CosmosID provides a platform to upload, process, and manage your metagenomic samples. To help you understand how our bioinformatics analysis works we will define a few terms.

kmer - a kmer is a nucleotide sequence of a certain length. It is common in genomics to select all possible kmers of a fixed length for each read in a sample, for example.

wgs - whole genome shotgun sequencing - with this method of DNA sequencing, all microbial DNA in the sample is fragmented into small pieces for next-generation sequencing.

shotgun metagenomics - using wgs sequencing as described above, the CosmosID algorithms identify microorganisms based on the entire genomes of the organisms that are in our database.

amplicon/16S/ITS - unlike shotgun metagenomics, amplicon (or 16S/ITS) analysis looks only at the relevant conserved ribosomal RNA gene or genes, not the entire genome for identification.

More details on CosmosID

CosmosID uses a kmer based approach to identify microorganisms in metagenomic samples.

Specifically, for metagenomics, CosmosID identifies unique and shared kmers in reference genomes and stores them in our reference database. When a sample is submitted for analysis, we search the kmers in the sample against the kmers in our database to find matches that help us identify the microbes present in the sample.

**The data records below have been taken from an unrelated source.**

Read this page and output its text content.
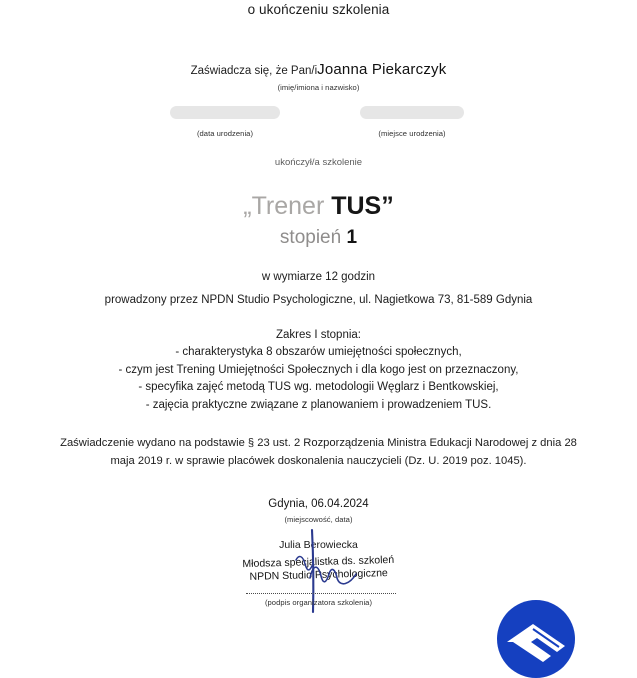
o ukończeniu szkolenia
Zaświadcza się, że Pan/iJoanna Piekarczyk
(imię/imiona i nazwisko)
(data urodzenia)	(miejsce urodzenia)
ukończył/a szkolenie
„Trener TUS”
stopień 1
w wymiarze 12 godzin
prowadzony przez NPDN Studio Psychologiczne, ul. Nagietkowa 73, 81-589 Gdynia
Zakres I stopnia:
- charakterystyka 8 obszarów umiejętności społecznych,
- czym jest Trening Umiejętności Społecznych i dla kogo jest on przeznaczony,
- specyfika zajęć metodą TUS wg. metodologii Węglarz i Bentkowskiej,
- zajęcia praktyczne związane z planowaniem i prowadzeniem TUS.
Zaświadczenie wydano na podstawie § 23 ust. 2 Rozporządzenia Ministra Edukacji Narodowej z dnia 28
maja 2019 r. w sprawie placówek doskonalenia nauczycieli (Dz. U. 2019 poz. 1045).
Gdynia, 06.04.2024
(miejscowość, data)
Julia Berowiecka
Młodsza specjalistka ds. szkoleń
NPDN Studio Psychologiczne
(podpis organizatora szkolenia)
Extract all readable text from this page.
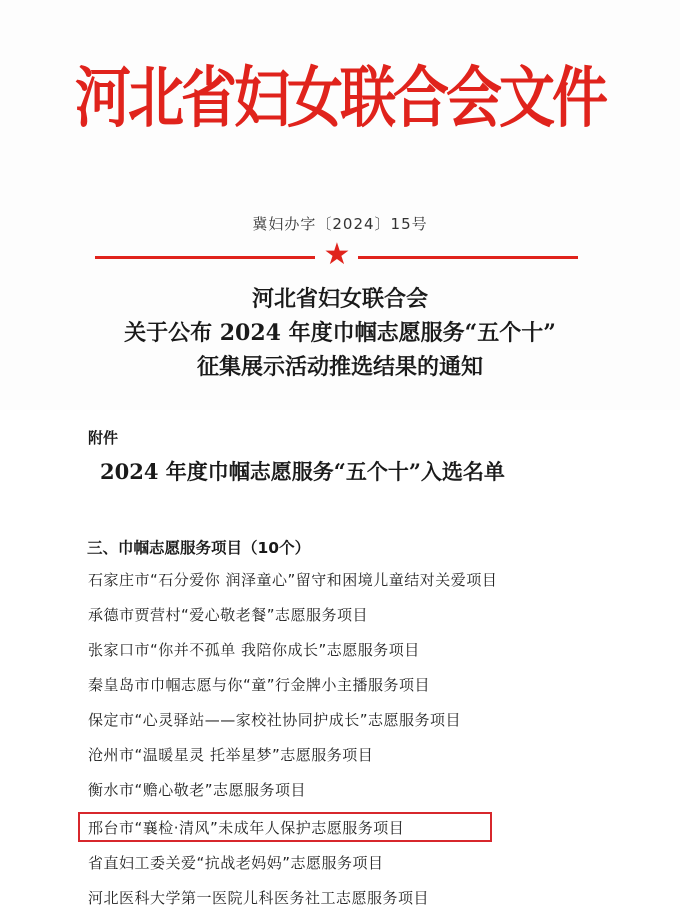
河北省妇女联合会文件
冀妇办字〔2024〕15号
★
河北省妇女联合会
关于公布 2024 年度巾帼志愿服务“五个十”
征集展示活动推选结果的通知
附件
2024 年度巾帼志愿服务“五个十”入选名单
三、巾帼志愿服务项目（10个）
石家庄市“石分爱你 润泽童心”留守和困境儿童结对关爱项目
承德市贾营村“爱心敬老餐”志愿服务项目
张家口市“你并不孤单 我陪你成长”志愿服务项目
秦皇岛市巾帼志愿与你“童”行金牌小主播服务项目
保定市“心灵驿站——家校社协同护成长”志愿服务项目
沧州市“温暖星灵 托举星梦”志愿服务项目
衡水市“赡心敬老”志愿服务项目
邢台市“襄检·清风”未成年人保护志愿服务项目
省直妇工委关爱“抗战老妈妈”志愿服务项目
河北医科大学第一医院儿科医务社工志愿服务项目
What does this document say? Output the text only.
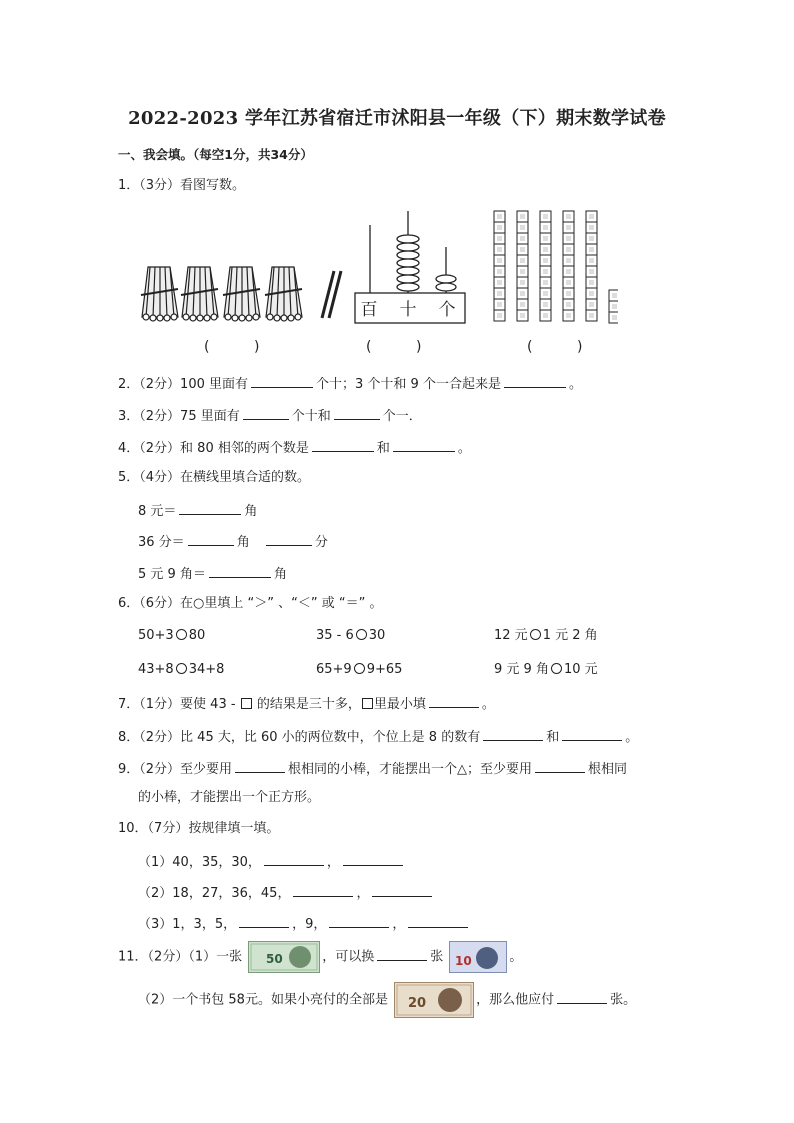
2022-2023 学年江苏省宿迁市沭阳县一年级（下）期末数学试卷
一、我会填。（每空1分，共34分）
1．（3分）看图写数。
百 十 个
(          )	(          )	(          )
2．（2分）100 里面有	个十；3 个十和 9 个一合起来是	。
3．（2分）75 里面有	个十和	个一．
4．（2分）和 80 相邻的两个数是	和	。
5．（4分）在横线里填合适的数。
8 元＝	角
36 分＝	角	分
5 元 9 角＝	角
6．（6分）在○里填上 “＞” 、“＜” 或 “＝” 。
50+3 80	35 - 6 30	12 元 1 元 2 角
43+8 34+8	65+9 9+65	9 元 9 角 10 元
7．（1分）要使 43 -  的结果是三十多， 里最小填	。
8．（2分）比 45 大，比 60 小的两位数中，个位上是 8 的数有	和	。
9．（2分）至少要用	根相同的小棒，才能摆出一个△；至少要用	根相同
的小棒，才能摆出一个正方形。
10．（7分）按规律填一填。
（1）40，35，30，	，
（2）18，27，36，45，	，
（3）1，3，5，	，9，	，
11．（2分）（1）一张 50	，可以换	张 10	。
（2）一个书包 58元。如果小亮付的全部是 20	，那么他应付	张。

CosmosID Curated Databases

The CosmosID databases are organized phylogenetically and contain hundreds of millions of marker gene sequences. The markers represent both coding and non-coding sequences uniquely identified by taxon and/or distinct nodes of phylogenetic trees. This means that the tree structure was created based on genomic relatedness of organisms rather than predetermined taxonomy based on phenotype. This allows CosmosID to have a high degree of accuracy in identifying microorganisms based on their DNA in metagenomic samples. It also helps identify the closest match to genomes that do not have strain level references in the database (if, for example, they have never been sequenced before).

Another advantage of using the CosmosID databases is that they have been cleaned to remove contaminating sequences that are commonly found in DNA repositories. Additionally, we frequently update our databases to include new genomes that have been added to the sequencing space.

Types of Databases

Organism databases:

  • Bacteria
  • Viruses
  • Fungi
  • Protists
  • Respiratory Viruses

Gene databases:

  • Antibiotic Resistance
  • Virulence Factor

Identification at Different Taxonomic Levels

Figure 1: ID and abundance at each taxonomic level

In Figure 1 you can see how kmers are mapped to taxonomic levels. Kmers are identified that are unique to each reference in the CosmosID database. Identification is made at the lowest taxonomic level possible, depending on which kmers are found in the sequenced sample.